結婚式の当日、僕は苛々となかなか来ない花嫁を待っていた。始めは事故でもあったかと思った。しかし彼女の家に何度も電話をかけたが、何故か埒があかない。父親か母親がでて、行きます。すぐ行きますから、もう少し待ってください、とその繰り返し。彼女はまだ家にいるらしかった。来賓は騒ぐし、親戚は怒り出す。その場にいたたまれず、僕は白い式服のままふらりと外に出た。秋の晴天。空が高かった。そんなことをよく覚えている。
 そんな時に彼女の父親がタクシーでやってきた。美紗は乗っていなかった。母親と、妹も。彼は僕の顔を見るなり、土下座した。
「誠に、申しわけない」
 時代がかったその台詞に、僕は返事も出来ずに茫然と彼を見ていた。騒ぎを聞きつけて、来賓や親戚が出てくる。その全員に彼は平謝りした。
 美紗が、どうしても目覚めないのだと、彼は言った。呼んでも、たたいても、起きないのだと。だから今日の結婚式は中止にしてくれと、彼は更に頭を下げた。露になった薄い頭が、コミカルだった。話の内容も、コミカルだった。くすくすと笑う気配がした。
「つまり、逃げられたんだ」
 小さな声で言ったつもりだったのだろう。だけど聞こえてしまった誰かのその言葉が、胸につき刺さった。
 花嫁に、逃げられた。何て、間抜けなのだろう。
 茫然と立ちつくす僕に、誰も声をかけず、一人また一人と式場から姿を消した。残ったのは、烈火のように怒り狂った僕の両親と、まだ頭を下げ続けている彼女の父親。
「一体、どういうことなんですか!」
 普段、温厚な父親が声を荒げている。勝ち気な母親が泣いている。
「話にならん。尚也、帰るぞ!」
 乱暴に父親に腕を引かれて、ようやく僕は我に返った。
「美紗に、会ってくる。じゃないと……」
 納得できない。どうしてだろう。だって、あんなに楽しそうだったのに。式場を選ぶときも、新居の掃除も、招待状のあて名書きも。そう、前日に会ったときだって、明日からはずっと一緒にいられるね、と笑った。なのに、どうして?
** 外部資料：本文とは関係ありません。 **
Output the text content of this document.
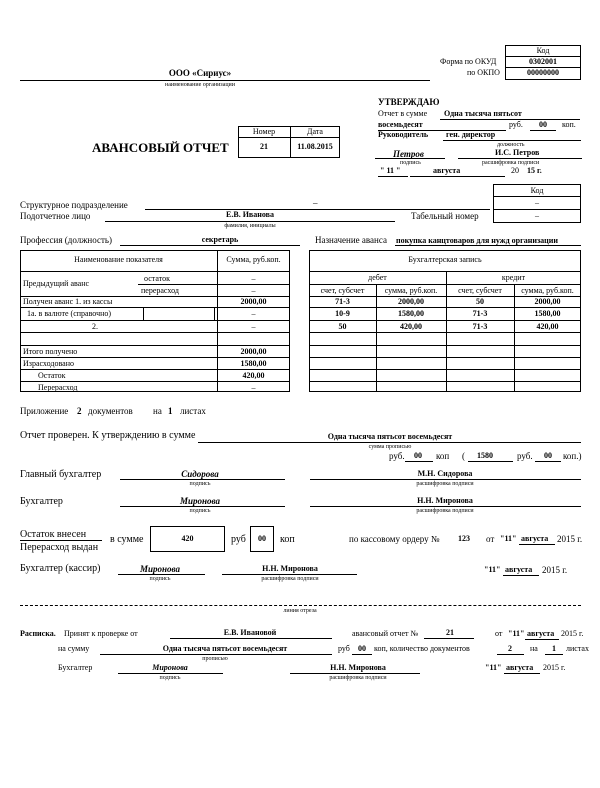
Код
Форма по ОКУД	0302001
по ОКПО	00000000
ООО «Сириус»
наименование организации
УТВЕРЖДАЮ
Отчет в сумме Одна тысяча пятьсот
восемьдесят	руб.	00	коп.
Руководитель ген. директор
должность
Петров
подпись
И.С. Петров
расшифровка подписи
" 11 "	августа	20 15 г.
АВАНСОВЫЙ ОТЧЕТ
Номер	Дата
21	11.08.2015
Код
–
–
Структурное подразделение	–
Подотчетное лицо	Е.В. Иванова
фамилия, инициалы
Табельный номер
Профессия (должность)	секретарь	Назначение аванса покупка канцтоваров для нужд организации
Наименование показателя	Сумма, руб.коп.
Предыдущий аванс
остаток	–
перерасход	–
Получен аванс 1. из кассы	2000,00
1а. в валюте (справочно)	–
2.	–
Итого получено	2000,00
Израсходовано	1580,00
Остаток	420,00
Перерасход	–
Бухгалтерская запись
дебет	кредит
счет, субсчет	сумма, руб.коп.	счет, субсчет	сумма, руб.коп.
71-3	2000,00	50	2000,00
10-9	1580,00	71-3	1580,00
50	420,00	71-3	420,00
Приложение 2 документов на 1 листах
Отчет проверен. К утверждению в сумме	Одна тысяча пятьсот восемьдесят
сумма прописью
руб.	00	коп (	1580	руб.	00	коп.)
Главный бухгалтер	Сидорова
подпись
М.Н. Сидорова
расшифровка подписи
Бухгалтер	Миронова
подпись
Н.Н. Миронова
расшифровка подписи
Остаток внесен
Перерасход выдан
в сумме	420	руб	00	коп	по кассовому ордеру № 123 от "11" августа 2015 г.
Бухгалтер (кассир)	Миронова
подпись
Н.Н. Миронова
расшифровка подписи
"11" августа 2015 г.
линия отреза
Расписка. Принят к проверке от	Е.В. Ивановой	авансовый отчет №	21	от "11" августа 2015 г.
на сумму	Одна тысяча пятьсот восемьдесят
прописью
руб	00	коп, количество документов	2	на	1	листах
Бухгалтер	Миронова
подпись
Н.Н. Миронова
расшифровка подписи
"11" августа 2015 г.
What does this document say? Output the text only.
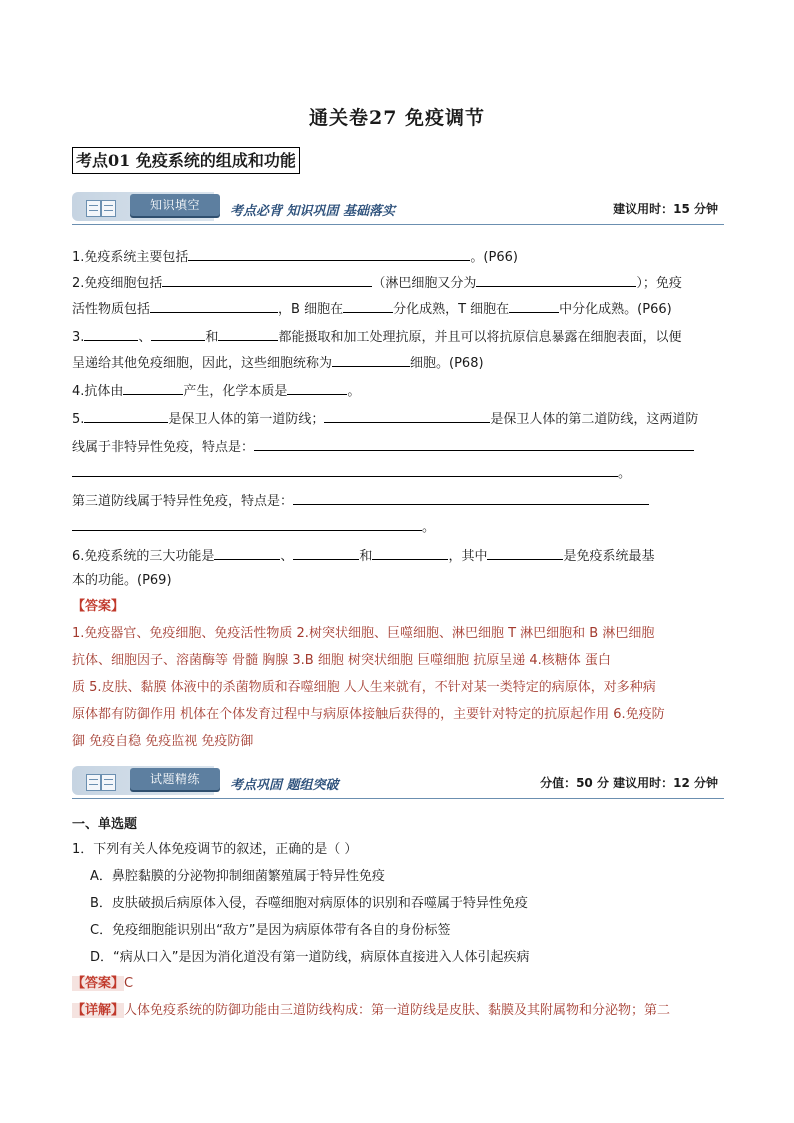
通关卷27 免疫调节
考点01 免疫系统的组成和功能
知识填空	考点必背 知识巩固 基础落实	建议用时：15 分钟
1.免疫系统主要包括	。(P66)
2.免疫细胞包括	（淋巴细胞又分为	）；免疫
活性物质包括	，B 细胞在	分化成熟，T 细胞在	中分化成熟。(P66)
3.	、	和	都能摄取和加工处理抗原，并且可以将抗原信息暴露在细胞表面，以便
呈递给其他免疫细胞，因此，这些细胞统称为	细胞。(P68)
4.抗体由	产生，化学本质是	。
5.	是保卫人体的第一道防线；	是保卫人体的第二道防线，这两道防
线属于非特异性免疫，特点是：
。
第三道防线属于特异性免疫，特点是：
。
6.免疫系统的三大功能是	、	和	，其中	是免疫系统最基
本的功能。(P69)
【答案】
1.免疫器官、免疫细胞、免疫活性物质 2.树突状细胞、巨噬细胞、淋巴细胞 T 淋巴细胞和 B 淋巴细胞
抗体、细胞因子、溶菌酶等 骨髓 胸腺 3.B 细胞 树突状细胞 巨噬细胞 抗原呈递 4.核糖体 蛋白
质 5.皮肤、黏膜 体液中的杀菌物质和吞噬细胞 人人生来就有，不针对某一类特定的病原体，对多种病
原体都有防御作用 机体在个体发育过程中与病原体接触后获得的，主要针对特定的抗原起作用 6.免疫防
御 免疫自稳 免疫监视 免疫防御
试题精练	考点巩固 题组突破	分值：50 分 建议用时：12 分钟
一、单选题
1．下列有关人体免疫调节的叙述，正确的是（ ）
A．鼻腔黏膜的分泌物抑制细菌繁殖属于特异性免疫
B．皮肤破损后病原体入侵，吞噬细胞对病原体的识别和吞噬属于特异性免疫
C．免疫细胞能识别出“敌方”是因为病原体带有各自的身份标签
D．“病从口入”是因为消化道没有第一道防线，病原体直接进入人体引起疾病
【答案】C
【详解】人体免疫系统的防御功能由三道防线构成：第一道防线是皮肤、黏膜及其附属物和分泌物；第二
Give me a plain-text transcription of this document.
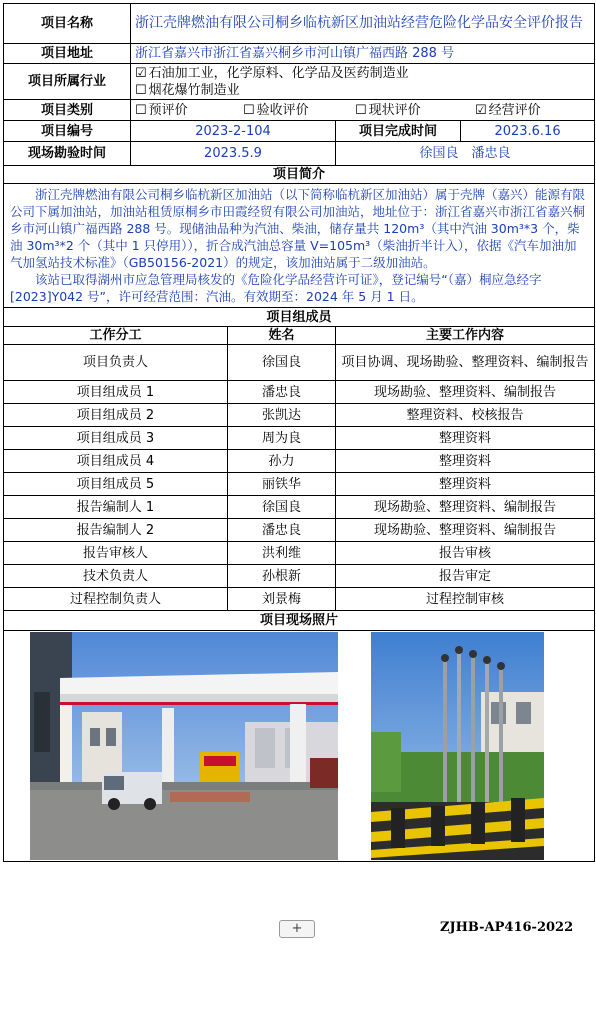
项目名称	浙江壳牌燃油有限公司桐乡临杭新区加油站经营危险化学品安全评价报告			
项目地址	浙江省嘉兴市浙江省嘉兴桐乡市河山镇广福西路 288 号			
项目所属行业	☑ 石油加工业，化学原料、化学品及医药制造业
☐ 烟花爆竹制造业			

项目类别	☐ 预评价 ☐ 验收评价 ☐ 现状评价 ☑ 经营评价			
项目编号	2023-2-104		项目完成时间	2023.6.16
现场勘验时间	2023.5.9		徐国良　潘忠良	
项目简介				

浙江壳牌燃油有限公司桐乡临杭新区加油站（以下简称临杭新区加油站）属于壳牌（嘉兴）能源有限公司下属加油站，加油站租赁原桐乡市田霞经贸有限公司加油站，地址位于：浙江省嘉兴市浙江省嘉兴桐乡市河山镇广福西路 288 号。现储油品种为汽油、柴油，储存量共 120m³（其中汽油 30m³*3 个，柴油 30m³*2 个（其中 1 只停用）），折合成汽油总容量 V=105m³（柴油折半计入），依据《汽车加油加气加氢站技术标准》（GB50156-2021）的规定，该加油站属于二级加油站。

该站已取得湖州市应急管理局核发的《危险化学品经营许可证》，登记编号“（嘉）桐应急经字[2023]Y042 号”，许可经营范围：汽油。有效期至：2024 年 5 月 1 日。				

项目组成员				
工作分工		姓名	主要工作内容	
项目负责人		徐国良	项目协调、现场勘验、整理资料、编制报告	
项目组成员 1		潘忠良	现场勘验、整理资料、编制报告	
项目组成员 2		张凯达	整理资料、校核报告	
项目组成员 3		周为良	整理资料	
项目组成员 4		孙力	整理资料	
项目组成员 5		丽铁华	整理资料	
报告编制人 1		徐国良	现场勘验、整理资料、编制报告	
报告编制人 2		潘忠良	现场勘验、整理资料、编制报告	
报告审核人		洪利维	报告审核	
技术负责人		孙根新	报告审定	
过程控制负责人		刘景梅	过程控制审核	
项目现场照片				

+	ZJHB-AP416-2022
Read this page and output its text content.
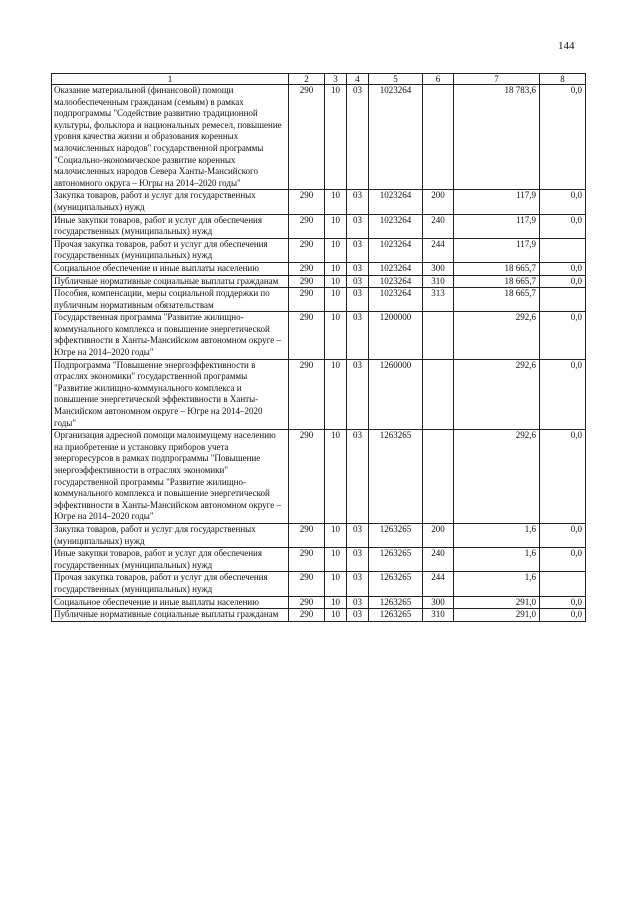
144
1	2	3	4	5	6	7	8
Оказание материальной (финансовой) помощи малообеспеченным гражданам (семьям) в рамках подпрограммы "Содействие развитию традиционной культуры, фольклора и национальных ремесел, повышение уровня качества жизни и образования коренных малочисленных народов" государственной программы "Социально-экономическое развитие коренных малочисленных народов Севера Ханты-Мансийского автономного округа – Югры на 2014–2020 годы"	290	10	03	1023264		18 783,6	0,0
Закупка товаров, работ и услуг для государственных (муниципальных) нужд	290	10	03	1023264	200	117,9	0,0
Иные закупки товаров, работ и услуг для обеспечения государственных (муниципальных) нужд	290	10	03	1023264	240	117,9	0,0
Прочая закупка товаров, работ и услуг для обеспечения государственных (муниципальных) нужд	290	10	03	1023264	244	117,9	
Социальное обеспечение и иные выплаты населению	290	10	03	1023264	300	18 665,7	0,0
Публичные нормативные социальные выплаты гражданам	290	10	03	1023264	310	18 665,7	0,0
Пособия, компенсации, меры социальной поддержки по публичным нормативным обязательствам	290	10	03	1023264	313	18 665,7	
Государственная программа "Развитие жилищно-коммунального комплекса и повышение энергетической эффективности в Ханты-Мансийском автономном округе – Югре на 2014–2020 годы"	290	10	03	1200000		292,6	0,0
Подпрограмма "Повышение энергоэффективности в отраслях экономики" государственной программы "Развитие жилищно-коммунального комплекса и повышение энергетической эффективности в Ханты-Мансийском автономном округе – Югре на 2014–2020 годы"	290	10	03	1260000		292,6	0,0
Организация адресной помощи малоимущему населению на приобретение и установку приборов учета энергоресурсов в рамках подпрограммы "Повышение энергоэффективности в отраслях экономики" государственной программы "Развитие жилищно-коммунального комплекса и повышение энергетической эффективности в Ханты-Мансийском автономном округе – Югре на 2014–2020 годы"	290	10	03	1263265		292,6	0,0
Закупка товаров, работ и услуг для государственных (муниципальных) нужд	290	10	03	1263265	200	1,6	0,0
Иные закупки товаров, работ и услуг для обеспечения государственных (муниципальных) нужд	290	10	03	1263265	240	1,6	0,0
Прочая закупка товаров, работ и услуг для обеспечения государственных (муниципальных) нужд	290	10	03	1263265	244	1,6	
Социальное обеспечение и иные выплаты населению	290	10	03	1263265	300	291,0	0,0
Публичные нормативные социальные выплаты гражданам	290	10	03	1263265	310	291,0	0,0
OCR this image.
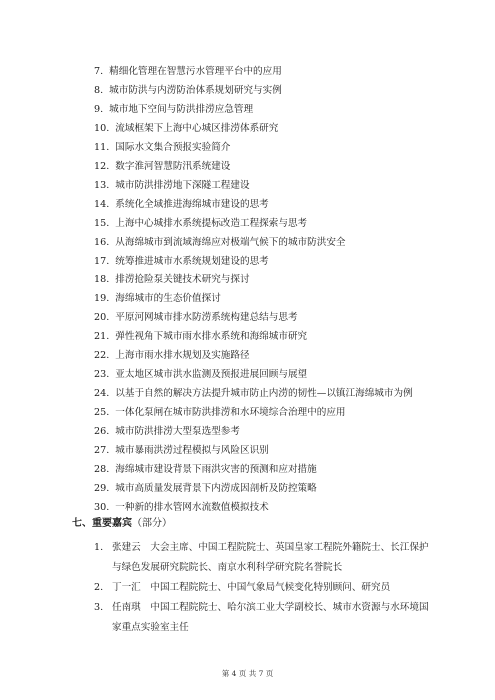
7. 精细化管理在智慧污水管理平台中的应用
8. 城市防洪与内涝防治体系规划研究与实例
9. 城市地下空间与防洪排涝应急管理
10. 流域框架下上海中心城区排涝体系研究
11. 国际水文集合预报实验简介
12. 数字淮河智慧防汛系统建设
13. 城市防洪排涝地下深隧工程建设
14. 系统化全域推进海绵城市建设的思考
15. 上海中心城排水系统提标改造工程探索与思考
16. 从海绵城市到流域海绵应对极端气候下的城市防洪安全
17. 统筹推进城市水系统规划建设的思考
18. 排涝抢险泵关键技术研究与探讨
19. 海绵城市的生态价值探讨
20. 平原河网城市排水防涝系统构建总结与思考
21. 弹性视角下城市雨水排水系统和海绵城市研究
22. 上海市雨水排水规划及实施路径
23. 亚太地区城市洪水监测及预报进展回顾与展望
24. 以基于自然的解决方法提升城市防止内涝的韧性—以镇江海绵城市为例
25. 一体化泵闸在城市防洪排涝和水环境综合治理中的应用
26. 城市防洪排涝大型泵选型参考
27. 城市暴雨洪涝过程模拟与风险区识别
28. 海绵城市建设背景下雨洪灾害的预测和应对措施
29. 城市高质量发展背景下内涝成因剖析及防控策略
30. 一种新的排水管网水流数值模拟技术
七、重要嘉宾（部分）
1. 张建云　大会主席、中国工程院院士、英国皇家工程院外籍院士、长江保护与绿色发展研究院院长、南京水利科学研究院名誉院长
2. 丁一汇　中国工程院院士、中国气象局气候变化特别顾问、研究员
3. 任南琪　中国工程院院士、哈尔滨工业大学副校长、城市水资源与水环境国家重点实验室主任
第 4 页 共 7 页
 美紗は自宅近くの病院にいた。母親が運んだらしい。病院のベッドで、まだ美紗は眠っていた。病気なのだろうか、と僕は不安になりながらも、少しほっとした。それなら、判る。だけど医者は言い難そうに、身体には何の異常もないと告げた。恐らくは、精神的なものだろう、と。
「つまり、それほど、僕と結婚するのが嫌だってこと……?」
 僕の言葉に、茫然としていた美紗の家族が弾かれたようにこちらを向いた。笑いたいのか、泣きたいのか、座り込みたいのか、自分でも判らなかった。いっそこのまま僕も眠ってしまいたかった。
「それなら、どうして……!」
 握りしめた拳の行き場さえ、なくて。僕の声なんてまるで聞こえないように、美紗は安らかに眠っていた。
「尚也さん……」
 泣きそうな顔で、美紗の妹が僕を見た。僕は、その顔を見ないようにして、ドアのノブに手をかけた。口の中で呟いた言葉は、帰ります、だったかまた来ますだったか。それすらも、よく覚えていない。ただ、逃げるように、そこから離れた。